Michael Anthony: the real secret weapon of Van Halen

Anyone in the band Van Halen who doesn’t have that last name will have to go the extra mile to get noticed. Eddie and Alex had already formed the band after playing at different backyard parties, but once Eddie started launching into his signature tapping runs, there was no one focused on anything else onstage except for him. Although David Lee Roth and Sammy Hagar managed to hold their own next to the brothers, Michael Anthony gets criminally overlooked when looking at the evolution of their sound.

Then again, it’s not like he didn’t have an uphill battle ahead of him. When he joined the group, Anthony remembered that half of his time was spent trying to keep up with the rest of them whenever he played and making sure that he didn’t make an ass out of himself trying to showboat too much.

While Anthony already had chops after working in the LA rock outfit Snake, he learned a thing or two standing next to Eddie. There was no way that he would become the next Geddy Lee of bass playing or anything, but by keeping things low to the ground and swinging, he gave Eddie a firm foundation to stand on whenever he played his licks.

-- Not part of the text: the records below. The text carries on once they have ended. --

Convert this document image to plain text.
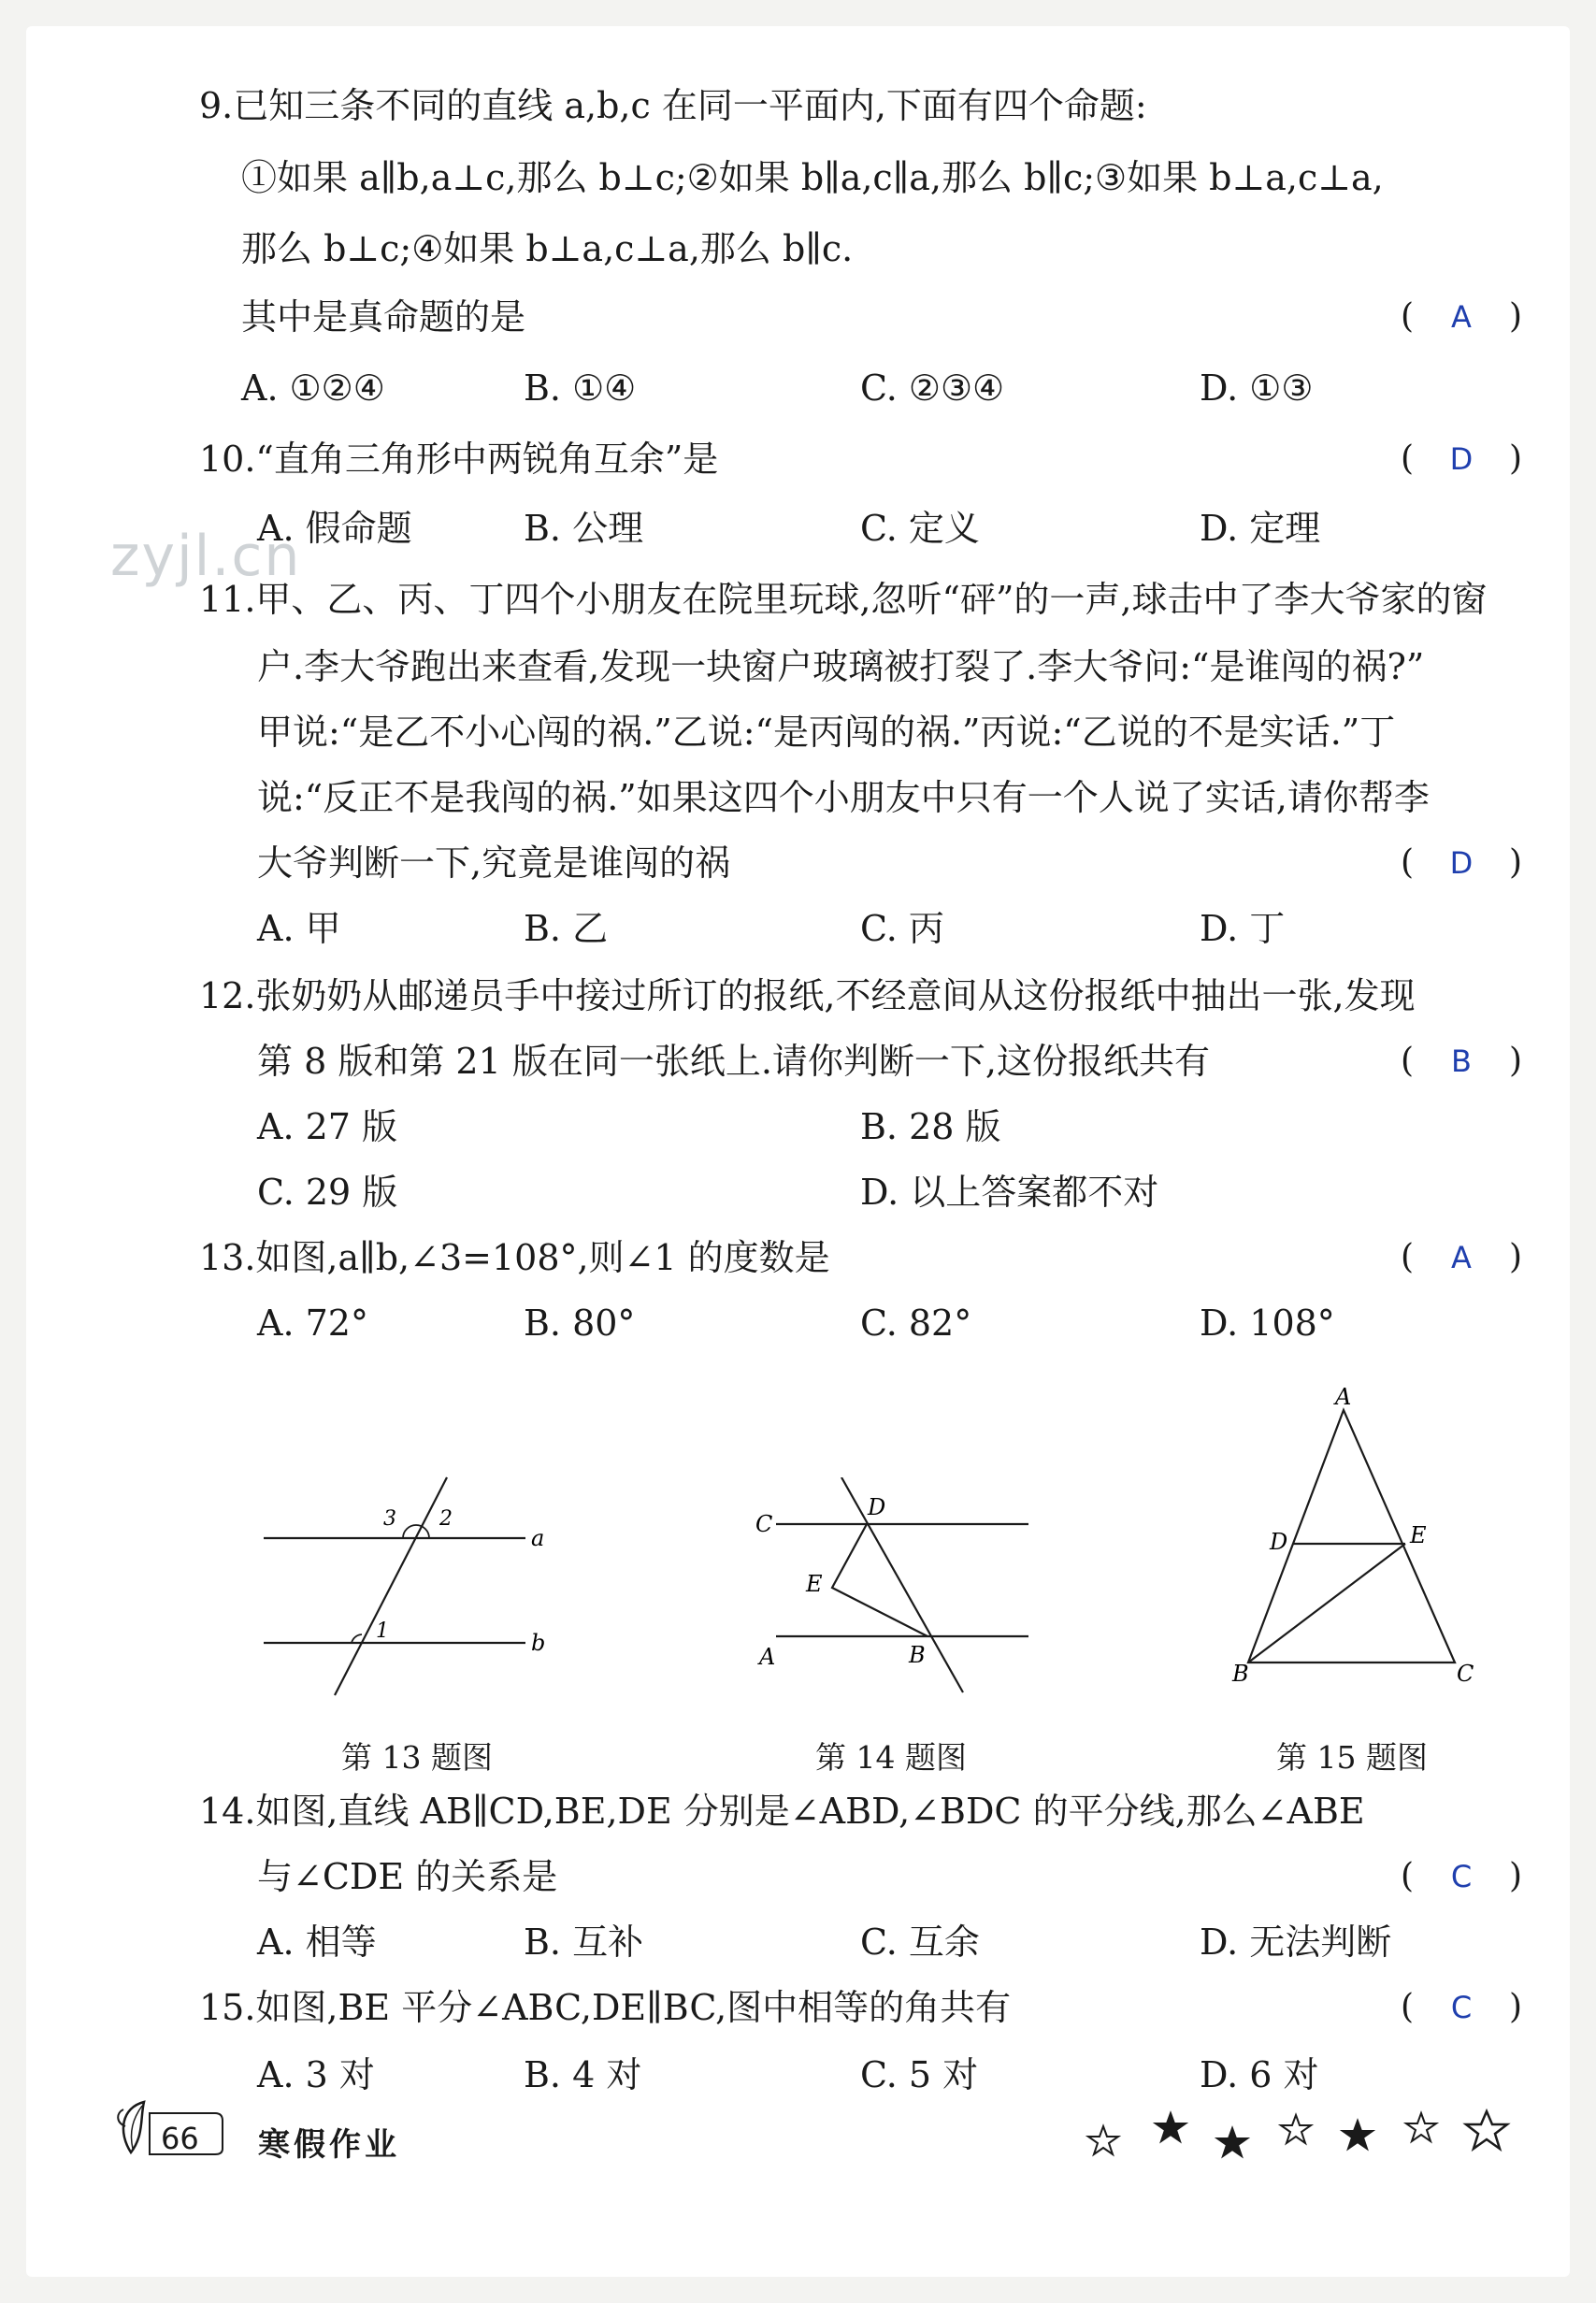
zyjl.cn
9.已知三条不同的直线 a,b,c 在同一平面内,下面有四个命题:
①如果 a∥b,a⊥c,那么 b⊥c;②如果 b∥a,c∥a,那么 b∥c;③如果 b⊥a,c⊥a,
那么 b⊥c;④如果 b⊥a,c⊥a,那么 b∥c.
其中是真命题的是	( A )
A. ①②④	B. ①④	C. ②③④	D. ①③
10.“直角三角形中两锐角互余”是	( D )
A. 假命题	B. 公理	C. 定义	D. 定理
11.甲、乙、丙、丁四个小朋友在院里玩球,忽听“砰”的一声,球击中了李大爷家的窗
户.李大爷跑出来查看,发现一块窗户玻璃被打裂了.李大爷问:“是谁闯的祸?”
甲说:“是乙不小心闯的祸.”乙说:“是丙闯的祸.”丙说:“乙说的不是实话.”丁
说:“反正不是我闯的祸.”如果这四个小朋友中只有一个人说了实话,请你帮李
大爷判断一下,究竟是谁闯的祸	( D )
A. 甲	B. 乙	C. 丙	D. 丁
12.张奶奶从邮递员手中接过所订的报纸,不经意间从这份报纸中抽出一张,发现
第 8 版和第 21 版在同一张纸上.请你判断一下,这份报纸共有	( B )
A. 27 版	B. 28 版
C. 29 版	D. 以上答案都不对
13.如图,a∥b,∠3=108°,则∠1 的度数是	( A )
A. 72°	B. 80°	C. 82°	D. 108°
3 2
a
1	b
第 13 题图
C
D
E
A	B
第 14 题图
A
D	E
B	C
第 15 题图
14.如图,直线 AB∥CD,BE,DE 分别是∠ABD,∠BDC 的平分线,那么∠ABE
与∠CDE 的关系是	( C )
A. 相等	B. 互补	C. 互余	D. 无法判断
15.如图,BE 平分∠ABC,DE∥BC,图中相等的角共有	( C )
A. 3 对	B. 4 对	C. 5 对	D. 6 对
66 寒假作业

You have to remember that a lot gets lost when there’s only one guitar player onstage, and thanks to Anthony’s rock-solid tone, Van Halen still sounded larger than life as Eddie started playing. He also wasn’t afraid to hog the limelight every now and again, whether it was that massive one-note bass break at the top of ‘Runnin’ With the Devil’ or matching Eddie note-for-note on the Motörhead-tinged rocker, ‘Loss of Control’.

But the real power behind Anthony isn’t his stage presence or bass playing; it’s his voice. During every facet of Van Halen’s career, his high-register backing vocals had always been a fixture of their sound, always soaring above the music and never really competing with what either Roth or Hagar were doing in their prime. 

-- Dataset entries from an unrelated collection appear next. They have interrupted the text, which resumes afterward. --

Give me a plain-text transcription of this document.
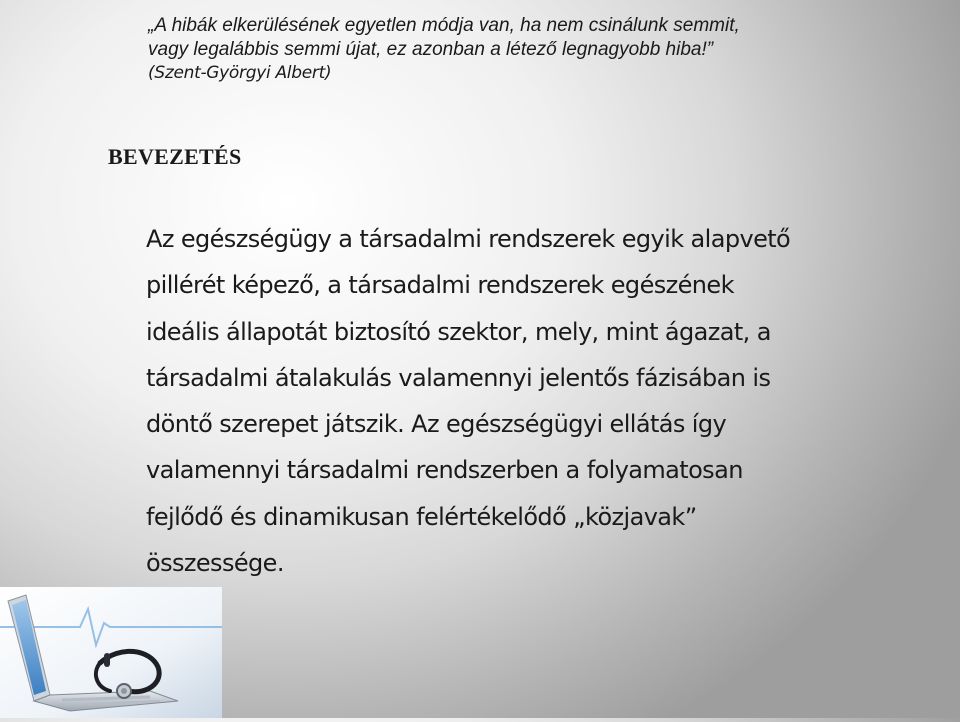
„A hibák elkerülésének egyetlen módja van, ha nem csinálunk semmit,
vagy legalábbis semmi újat, ez azonban a létező legnagyobb hiba!”
(Szent-Györgyi Albert)
BEVEZETÉS
Az egészségügy a társadalmi rendszerek egyik alapvető
pillérét képező, a társadalmi rendszerek egészének
ideális állapotát biztosító szektor, mely, mint ágazat, a
társadalmi átalakulás valamennyi jelentős fázisában is
döntő szerepet játszik. Az egészségügyi ellátás így
valamennyi társadalmi rendszerben a folyamatosan
fejlődő és dinamikusan felértékelődő „közjavak”
összessége.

In fact, if you want to pinpoint the moment when Van Halen started to go off the rails, it usually comes down to when they start moving Anthony out of the picture. Throughout albums like Balance and the infamous Van Halen III, all the power behind their vocal prowess is just gone out of nowhere, which often made them feel like a glorified cover band of Van Halen material who happened to have the guitar god himself playing lead.

Even though Anthony would get forced out of the recording studio before getting fired from the band in the 2000s, he’s hardly suffered from it. Granted, it’s going to sting when your old band relaunches themselves without you, but ever since then, his work on Hagar’s various solo joints, as well as the supergroup Chickenfoot, has made him one of the most reliable sidemen in rock and roll.

But above all else, Anthony’s demeanour throughout each chapter of Van Halen’s legacy is the real reason why he should be so revered. While Eddie could do whatever he wanted as the leader of the group and Roth became a glorified cartoon character by the end, Anthony remained almost completely egoless throughout the entire thing, usually just coming off as the guy who seemed to win the musical lottery after joining the group.

It’s easy to look at Anthony as the glorified ‘Ringo’ of Van Halen, but his influence is worth more than that. As much as the power dynamic fluctuated through the years, each piece of the band was integral to their success, and if Anthony’s bass fills and high voice wasn’t there on that first record, who knows if they would have scaled the heights that they did?